SDN continues and expands previous initiatives of the consortium since 2002, in particular Sea-Search, Black Sea Scene, Upgrade Black Sea Scene and several distributed data management structures developed during others EU projects. SDN is developing common regional products focusing on five regions: Mediterranean, Black Sea, Baltic Sea, Barents Sea and North Atlantic.
The SDN consolidates and populates an array of directories of marine data & information resources such as :
- EDMED: Marine Environment Data sets dispersed in the scientific laboratories;
- ROSCOP/CSR: Cruises Summary Reports;
- EDIOS : Initial Observing Systems;
- EDMERP : Marine Environment Research Projects;
- EDMO: Marine Organizations.

An important service developed in SDN is the Common Data Index (CDI) data discovery & access service. This provides a highly detailed insight in the availability and geographical spreading of a large variety of marine and ocean data sets, that are managed by data holders/ centres, that are connected to the SDN infrastructure. Moreover, it provides a unique interface for requesting access, and if granted, for downloading data sets from the SDN distributed data holders/centres. The CDI service provides metadata and access to more than 1.600.000 data sets, originating from more than 500 organisations in Europe, covering physical, chemical, biological, geological and geophysical data, and acquired in European waters and global oceans. Already more than 105 data centres from 34 countries are connected.

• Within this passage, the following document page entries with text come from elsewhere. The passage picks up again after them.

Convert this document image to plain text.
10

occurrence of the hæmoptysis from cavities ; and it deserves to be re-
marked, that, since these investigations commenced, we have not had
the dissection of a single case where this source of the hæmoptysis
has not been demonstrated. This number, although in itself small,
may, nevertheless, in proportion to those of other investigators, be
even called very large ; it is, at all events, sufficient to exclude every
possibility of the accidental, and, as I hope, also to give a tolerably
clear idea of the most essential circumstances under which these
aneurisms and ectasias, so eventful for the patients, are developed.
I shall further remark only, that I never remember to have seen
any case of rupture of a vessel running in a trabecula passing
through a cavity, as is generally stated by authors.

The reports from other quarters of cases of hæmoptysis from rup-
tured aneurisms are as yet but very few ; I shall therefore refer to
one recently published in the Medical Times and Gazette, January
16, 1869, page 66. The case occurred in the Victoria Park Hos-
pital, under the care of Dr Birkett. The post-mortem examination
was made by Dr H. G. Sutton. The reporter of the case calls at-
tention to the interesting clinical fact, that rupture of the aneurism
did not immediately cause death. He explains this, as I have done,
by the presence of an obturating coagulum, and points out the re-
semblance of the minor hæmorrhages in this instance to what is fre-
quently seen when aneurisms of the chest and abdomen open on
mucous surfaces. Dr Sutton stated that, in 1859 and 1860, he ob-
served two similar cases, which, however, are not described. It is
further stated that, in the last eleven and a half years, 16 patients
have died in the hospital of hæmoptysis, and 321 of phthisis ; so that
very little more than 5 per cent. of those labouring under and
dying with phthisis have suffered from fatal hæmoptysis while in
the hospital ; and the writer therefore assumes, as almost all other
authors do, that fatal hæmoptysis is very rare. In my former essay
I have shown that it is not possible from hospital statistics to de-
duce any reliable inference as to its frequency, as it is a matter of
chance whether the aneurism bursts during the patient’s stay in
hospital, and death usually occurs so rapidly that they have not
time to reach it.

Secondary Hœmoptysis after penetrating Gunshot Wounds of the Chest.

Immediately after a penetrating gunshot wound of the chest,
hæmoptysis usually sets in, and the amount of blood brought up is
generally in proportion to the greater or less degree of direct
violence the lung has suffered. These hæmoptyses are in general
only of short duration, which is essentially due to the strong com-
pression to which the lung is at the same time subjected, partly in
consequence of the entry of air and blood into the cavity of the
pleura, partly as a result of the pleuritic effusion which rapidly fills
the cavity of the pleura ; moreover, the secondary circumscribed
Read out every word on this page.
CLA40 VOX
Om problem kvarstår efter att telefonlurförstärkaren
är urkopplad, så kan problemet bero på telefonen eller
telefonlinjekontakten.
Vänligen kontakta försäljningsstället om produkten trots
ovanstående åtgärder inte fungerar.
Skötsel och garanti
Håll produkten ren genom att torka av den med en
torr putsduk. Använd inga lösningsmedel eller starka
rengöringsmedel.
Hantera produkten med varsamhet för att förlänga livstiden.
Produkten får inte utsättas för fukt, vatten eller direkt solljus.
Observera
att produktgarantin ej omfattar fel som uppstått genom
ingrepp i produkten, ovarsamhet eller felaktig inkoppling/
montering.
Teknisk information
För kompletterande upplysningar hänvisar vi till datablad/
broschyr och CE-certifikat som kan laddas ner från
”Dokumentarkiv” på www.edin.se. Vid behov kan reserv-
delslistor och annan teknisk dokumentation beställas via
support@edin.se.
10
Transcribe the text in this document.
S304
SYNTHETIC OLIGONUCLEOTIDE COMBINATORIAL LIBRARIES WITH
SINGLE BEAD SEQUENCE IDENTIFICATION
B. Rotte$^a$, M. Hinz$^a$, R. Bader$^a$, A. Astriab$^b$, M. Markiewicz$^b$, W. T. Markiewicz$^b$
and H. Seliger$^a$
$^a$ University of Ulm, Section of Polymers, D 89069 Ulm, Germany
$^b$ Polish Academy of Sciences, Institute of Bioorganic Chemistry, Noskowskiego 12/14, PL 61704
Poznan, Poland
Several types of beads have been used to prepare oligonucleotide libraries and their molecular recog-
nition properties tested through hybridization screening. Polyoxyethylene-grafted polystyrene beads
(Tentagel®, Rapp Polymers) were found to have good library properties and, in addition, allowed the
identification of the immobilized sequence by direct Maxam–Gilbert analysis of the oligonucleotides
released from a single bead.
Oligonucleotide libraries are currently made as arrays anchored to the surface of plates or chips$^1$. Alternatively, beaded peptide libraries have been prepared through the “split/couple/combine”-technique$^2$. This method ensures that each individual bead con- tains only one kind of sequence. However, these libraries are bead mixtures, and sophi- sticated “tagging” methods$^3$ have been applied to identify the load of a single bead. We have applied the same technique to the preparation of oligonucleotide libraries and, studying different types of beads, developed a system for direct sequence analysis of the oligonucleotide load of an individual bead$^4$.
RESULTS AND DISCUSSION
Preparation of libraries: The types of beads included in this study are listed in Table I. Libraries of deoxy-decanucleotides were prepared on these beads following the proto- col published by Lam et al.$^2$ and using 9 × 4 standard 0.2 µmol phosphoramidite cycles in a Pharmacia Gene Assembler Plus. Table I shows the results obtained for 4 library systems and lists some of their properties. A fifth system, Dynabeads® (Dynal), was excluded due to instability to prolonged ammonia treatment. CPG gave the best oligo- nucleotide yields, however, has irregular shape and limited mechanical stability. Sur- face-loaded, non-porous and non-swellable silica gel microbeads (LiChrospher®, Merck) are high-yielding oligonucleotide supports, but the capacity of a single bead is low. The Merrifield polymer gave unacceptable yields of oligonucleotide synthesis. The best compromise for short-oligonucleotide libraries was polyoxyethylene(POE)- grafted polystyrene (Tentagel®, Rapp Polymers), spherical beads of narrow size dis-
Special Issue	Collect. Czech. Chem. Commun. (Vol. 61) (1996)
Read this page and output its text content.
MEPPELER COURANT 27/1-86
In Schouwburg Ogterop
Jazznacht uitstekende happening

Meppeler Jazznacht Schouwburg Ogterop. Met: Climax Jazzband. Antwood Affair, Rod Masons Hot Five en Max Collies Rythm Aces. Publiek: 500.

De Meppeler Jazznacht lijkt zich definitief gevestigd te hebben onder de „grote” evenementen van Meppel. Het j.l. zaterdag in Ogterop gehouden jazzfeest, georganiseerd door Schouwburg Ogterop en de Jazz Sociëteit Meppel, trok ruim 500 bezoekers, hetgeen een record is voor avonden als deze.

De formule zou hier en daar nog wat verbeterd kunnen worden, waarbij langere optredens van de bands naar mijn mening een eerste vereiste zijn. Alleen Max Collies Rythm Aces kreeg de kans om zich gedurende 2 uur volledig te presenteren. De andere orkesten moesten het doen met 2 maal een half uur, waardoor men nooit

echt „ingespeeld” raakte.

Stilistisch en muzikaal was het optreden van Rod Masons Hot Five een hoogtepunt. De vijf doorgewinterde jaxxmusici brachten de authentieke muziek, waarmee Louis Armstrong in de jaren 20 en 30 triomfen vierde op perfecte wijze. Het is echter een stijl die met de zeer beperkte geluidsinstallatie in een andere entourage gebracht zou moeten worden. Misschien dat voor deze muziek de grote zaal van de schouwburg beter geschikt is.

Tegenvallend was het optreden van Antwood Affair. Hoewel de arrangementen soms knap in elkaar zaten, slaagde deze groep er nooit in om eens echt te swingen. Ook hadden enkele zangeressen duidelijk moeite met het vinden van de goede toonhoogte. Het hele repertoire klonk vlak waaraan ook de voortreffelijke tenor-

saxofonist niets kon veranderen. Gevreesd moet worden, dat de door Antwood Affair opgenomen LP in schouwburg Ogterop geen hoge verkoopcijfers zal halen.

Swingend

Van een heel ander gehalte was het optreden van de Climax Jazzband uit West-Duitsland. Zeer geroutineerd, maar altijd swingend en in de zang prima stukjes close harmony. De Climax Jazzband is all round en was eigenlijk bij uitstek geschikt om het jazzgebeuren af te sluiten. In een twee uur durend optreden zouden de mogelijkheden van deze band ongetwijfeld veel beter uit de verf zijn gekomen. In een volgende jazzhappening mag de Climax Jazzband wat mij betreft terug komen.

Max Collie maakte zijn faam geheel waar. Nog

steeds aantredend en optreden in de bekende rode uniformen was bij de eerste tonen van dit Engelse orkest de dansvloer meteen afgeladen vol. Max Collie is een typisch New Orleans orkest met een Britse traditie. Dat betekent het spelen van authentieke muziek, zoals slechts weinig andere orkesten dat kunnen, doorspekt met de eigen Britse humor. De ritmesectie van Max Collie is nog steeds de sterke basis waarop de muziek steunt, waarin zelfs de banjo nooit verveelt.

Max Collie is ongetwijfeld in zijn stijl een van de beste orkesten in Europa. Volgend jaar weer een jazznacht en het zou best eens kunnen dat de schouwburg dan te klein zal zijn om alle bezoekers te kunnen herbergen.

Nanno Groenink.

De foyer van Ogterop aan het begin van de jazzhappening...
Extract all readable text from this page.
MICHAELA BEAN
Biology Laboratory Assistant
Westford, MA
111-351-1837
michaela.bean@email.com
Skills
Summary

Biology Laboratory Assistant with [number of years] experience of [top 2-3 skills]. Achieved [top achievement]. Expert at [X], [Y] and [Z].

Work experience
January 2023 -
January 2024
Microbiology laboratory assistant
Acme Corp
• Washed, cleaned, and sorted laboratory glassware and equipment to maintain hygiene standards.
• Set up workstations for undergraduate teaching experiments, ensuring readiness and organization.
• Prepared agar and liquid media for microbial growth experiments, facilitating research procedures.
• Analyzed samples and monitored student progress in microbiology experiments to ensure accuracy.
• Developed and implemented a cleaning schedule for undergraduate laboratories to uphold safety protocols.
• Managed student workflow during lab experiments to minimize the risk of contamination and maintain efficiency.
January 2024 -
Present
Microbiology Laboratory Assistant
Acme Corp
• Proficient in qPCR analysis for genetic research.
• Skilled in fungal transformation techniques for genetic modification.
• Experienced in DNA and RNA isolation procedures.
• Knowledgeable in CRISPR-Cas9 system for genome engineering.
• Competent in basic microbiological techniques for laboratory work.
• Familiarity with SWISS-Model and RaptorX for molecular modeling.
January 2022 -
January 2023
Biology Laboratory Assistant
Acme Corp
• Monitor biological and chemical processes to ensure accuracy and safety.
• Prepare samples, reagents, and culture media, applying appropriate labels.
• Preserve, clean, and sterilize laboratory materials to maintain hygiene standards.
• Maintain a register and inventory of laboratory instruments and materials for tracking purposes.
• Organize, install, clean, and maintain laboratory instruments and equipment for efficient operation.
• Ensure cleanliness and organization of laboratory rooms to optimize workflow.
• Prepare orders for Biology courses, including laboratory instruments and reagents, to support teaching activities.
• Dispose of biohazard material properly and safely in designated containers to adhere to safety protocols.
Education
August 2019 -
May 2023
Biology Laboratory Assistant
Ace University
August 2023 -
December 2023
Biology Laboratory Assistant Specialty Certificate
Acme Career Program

Latest developmets of SDN in the data harmonization includes among others :
- compliancy to INSPIRE, implementing the ISO-19139 for metadata and information
- SDN NetCDF format definition and implementation
- Ocean Data View (ODV) format has been adapted to manage also biological data
- IOC-IODE Ocean Data Portal and GEOSS Portal are linked to SDN portal
- improvement of the QC of the delivered data (duplicate checks, format checks, quality check loops) in cooperation with regional GOOS organisations

Besides the technological developments, SDN enhance the quality and perennial safeguarding of the data through training and capacity building to insure a common level of expertise and practice in the overall data management and inter-compared basic tools to all data holders/centres. The data management made by the SDN professional structure will avoid the loss of valuable observational data and provides an easy and integrated access to them. Finally, the involvement of the main marine institutes, which support these data holders/centres contributes to the sustainability of the SDN system and can be enhanced further in the frame of a foreseen joint convention.